Global trade has entered a new, uncertain phase. It’s time for manufacturers to reconsider where they build their products and source critical components.
One critical moving piece is especially close to home. Although some commentators may refer to it as NAFTA 2.0, the changes manufacturers will have to undertake to comply with the new US-Mexico-Canada Agreement (USMCA) aren’t just incremental. New regional value content (RVC) rules will require a greater percentage of a finished product’s components must be made in one of the pact’s signatory countries.
While USMCA is not law yet and politics may delay its ratification, the recent escalation of trade tensions between the US and China greatly increases Mexico and Canada’s already-high value as trade partners. Much of the tariffs the Trump administration imposed in 2018 and 2019 hit raw materials and finished goods produced in China, raising the cost to manufacturers of doing business there. Combined with rising wages for Chinese factory workers, tariffs, and the ramped-up RVC and labor-value content (LVC) rules incorporated in USMCA, the world’s most populous country is going to become a relatively less attractive destination for US manufacturers.
And these policy changes are happening against an uncertain economic backdrop. With many CEOs becoming increasingly cautious about the global economic outlook, according to PwC’s 22nd Annual CEO survey, conducted in 2018, reassessing the relative importance of China and Mexico in supply chains and manufacturing footprints makes good sense.
To prosper in this new landscape, manufacturers will need to take a hard look at their supply chains. Relying on China may not be as feasible as in the past, given current political pressures and trade uncertainty. But cost isn’t the only factor. Changes to any supply chain implicate many other business considerations including tax, such as transfer pricing impacts. Planning also may include supply chain changes; mergers and acquisitions; strategic sourcing; and additional pricing negotiations. It is important to conduct an analysis of the company’s current and expected trade and tariff situation using its customs data. It’s becoming increasingly important for manufacturers to be nimble, with customer-centric supply chains that are better able to respond quickly to changes in the market.
From an operations perspective, Mexico is an increasingly attractive option for manufacturers — assuming the USMCA is ratified (or, at the very least, NAFTA continues without modification). That’s because of what we like to call the 4 Cs: cost, capabilities, capacity and closeness. These critical factors come into play in Mexico in the following key ways:
Mexico has a strong manufacturing base. The country’s manufacturing output of $175 billion ranked in the global top 10, according to a 2018 Brookings Institution study. Its automotive sector is particularly strong, leading all exports. Precision machined parts are another area of strength.

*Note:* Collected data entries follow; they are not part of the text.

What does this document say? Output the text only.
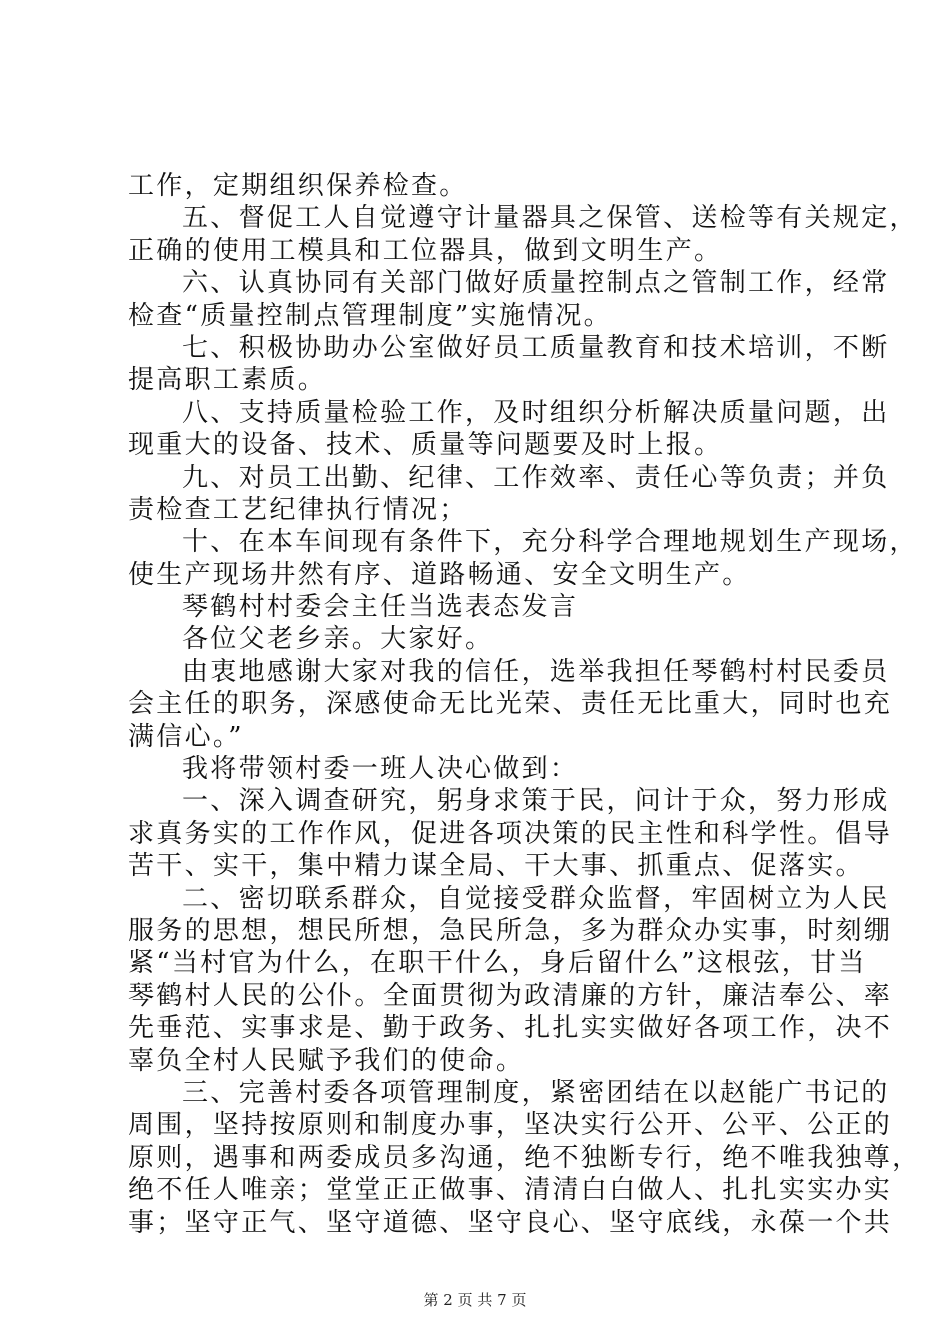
工作，定期组织保养检查。
五、督促工人自觉遵守计量器具之保管、送检等有关规定，
正确的使用工模具和工位器具，做到文明生产。
六、认真协同有关部门做好质量控制点之管制工作，经常
检查“质量控制点管理制度”实施情况。
七、积极协助办公室做好员工质量教育和技术培训，不断
提高职工素质。
八、支持质量检验工作，及时组织分析解决质量问题，出
现重大的设备、技术、质量等问题要及时上报。
九、对员工出勤、纪律、工作效率、责任心等负责；并负
责检查工艺纪律执行情况；
十、在本车间现有条件下，充分科学合理地规划生产现场，
使生产现场井然有序、道路畅通、安全文明生产。
琴鹤村村委会主任当选表态发言
各位父老乡亲。大家好。
由衷地感谢大家对我的信任，选举我担任琴鹤村村民委员
会主任的职务，深感使命无比光荣、责任无比重大，同时也充
满信心。”
我将带领村委一班人决心做到：
一、深入调查研究，躬身求策于民，问计于众，努力形成
求真务实的工作作风，促进各项决策的民主性和科学性。倡导
苦干、实干，集中精力谋全局、干大事、抓重点、促落实。
二、密切联系群众，自觉接受群众监督，牢固树立为人民
服务的思想，想民所想，急民所急，多为群众办实事，时刻绷
紧“当村官为什么，在职干什么，身后留什么”这根弦，甘当
琴鹤村人民的公仆。全面贯彻为政清廉的方针，廉洁奉公、率
先垂范、实事求是、勤于政务、扎扎实实做好各项工作，决不
辜负全村人民赋予我们的使命。
三、完善村委各项管理制度，紧密团结在以赵能广书记的
周围，坚持按原则和制度办事，坚决实行公开、公平、公正的
原则，遇事和两委成员多沟通，绝不独断专行，绝不唯我独尊，
绝不任人唯亲；堂堂正正做事、清清白白做人、扎扎实实办实
事；坚守正气、坚守道德、坚守良心、坚守底线，永葆一个共
第 2 页 共 7 页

Labor is readily available. Unlike in the US, where manufacturers can struggle to find enough skilled workers, manufacturers in Mexico find that it can be much easier to meet workforce needs.
Wages are relatively low. While not as inexpensive as China, labor costs in Mexico remain significantly below those in the US.
Proximity is key. Components manufactured in Mexico can be in American factories and stores for final assembly within days, much faster than parts made in China.
There are also potentially significant tax advantages of which manufacturers can avail themselves. The toll manufacturing business model (that is, maquiladoras) has already proven very effective, and a more sophisticated version could bring significant additional benefits, including significantly reduced tax impact on both the manufacturing and sales component of the business.
Though the opportunities offered by Mexico may be relatively clear, manufacturers who wish to seize them still have much work to do. Given that it can take two years or more to transition a plant to realign supply chains, now is the time for companies to reevaluate their North American manufacturing footprint. There will be many important questions for the C-suite to consider, including total cost, risk, location, and access to skilled labor.
Political risk will remain a key factor to monitor. It is not yet certain that the USMCA will be ratified by Congress. If the deal is not finalized by December, it may be delayed until after the US presidential election in November 2020. Even if the deal is delayed, Mexico’s tax and cost advantages will remain, and the agreement’s ratification will make the movement of goods even smoother. It’s not too soon to begin planning for the new trade landscape the agreement would usher in. With Mexico open for business, it should be a key part of those discussions.